Synthetic collateralized debt obligations with callable features are taking off in Asia as investors look toward longer-dated deals. The callability is making investors more comfortable in venturing out past the normal five year limits. "As clients are extending into seven and 10-year trades this is a way to reducing the full maturity risk," explained a credit head at a U.S. house in Hong Kong.
The shift is being driven by investors seeking additional returns farther along the curve than the traditional five-year single-tranche deals. "The bottom line for a lot of clients is they can pick up some extra yield," said a senior credit marketer at a bulge bracket bank.
Also, firms are better able to meet the appetite for callability because they are more confident in their modeling and hedging ability. Previously firms were structuring deals with hefty margins to compensate for rough models and the pricing dissuaded investors. Improved models have allowed firms to offer more attractive prices.
Among the deals is a Morgan Stanley nine-year Australian dollar-denominated synthetic CDO that is callable after three-years and is managed by Singapore's UOB Asset Management--totaling AUD75 million (USD57.4 million) in notes. Last week the deal, which is still being finalized, was assigned AAA and AA- for two classes of notes by Standard & Poor's. It references 125 global credits. Robert Breden, head of Asian investment grade trading and structuring at Morgan Stanley in Hong Kong, could not be reached by press time.
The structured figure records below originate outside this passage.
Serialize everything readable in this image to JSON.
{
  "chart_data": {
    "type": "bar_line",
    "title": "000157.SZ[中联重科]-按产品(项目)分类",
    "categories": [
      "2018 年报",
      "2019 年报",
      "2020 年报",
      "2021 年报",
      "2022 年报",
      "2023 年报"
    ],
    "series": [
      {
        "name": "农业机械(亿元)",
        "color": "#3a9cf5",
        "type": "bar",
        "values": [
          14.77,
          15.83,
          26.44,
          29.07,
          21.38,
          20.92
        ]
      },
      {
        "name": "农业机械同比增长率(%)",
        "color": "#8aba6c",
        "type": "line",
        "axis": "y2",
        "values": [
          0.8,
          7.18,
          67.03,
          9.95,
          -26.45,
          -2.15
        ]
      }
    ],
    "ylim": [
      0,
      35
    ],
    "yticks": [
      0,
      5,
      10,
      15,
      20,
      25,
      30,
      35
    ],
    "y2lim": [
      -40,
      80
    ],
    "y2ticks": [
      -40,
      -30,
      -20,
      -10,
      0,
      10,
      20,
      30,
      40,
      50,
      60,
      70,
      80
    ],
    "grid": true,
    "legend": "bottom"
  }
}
Such deals are also filtering into the Japanese market, where CDO issuance on domestic corporate default-swaps has been limited in recent years due to the persistence of tight spreads. "We're starting to see callable and forward-starting features in CDOs as investors need to hit yield targets," said Ichinori Kitahara, chief analyst structured finance ratings division at Ratings and Investment Information in Tokyo.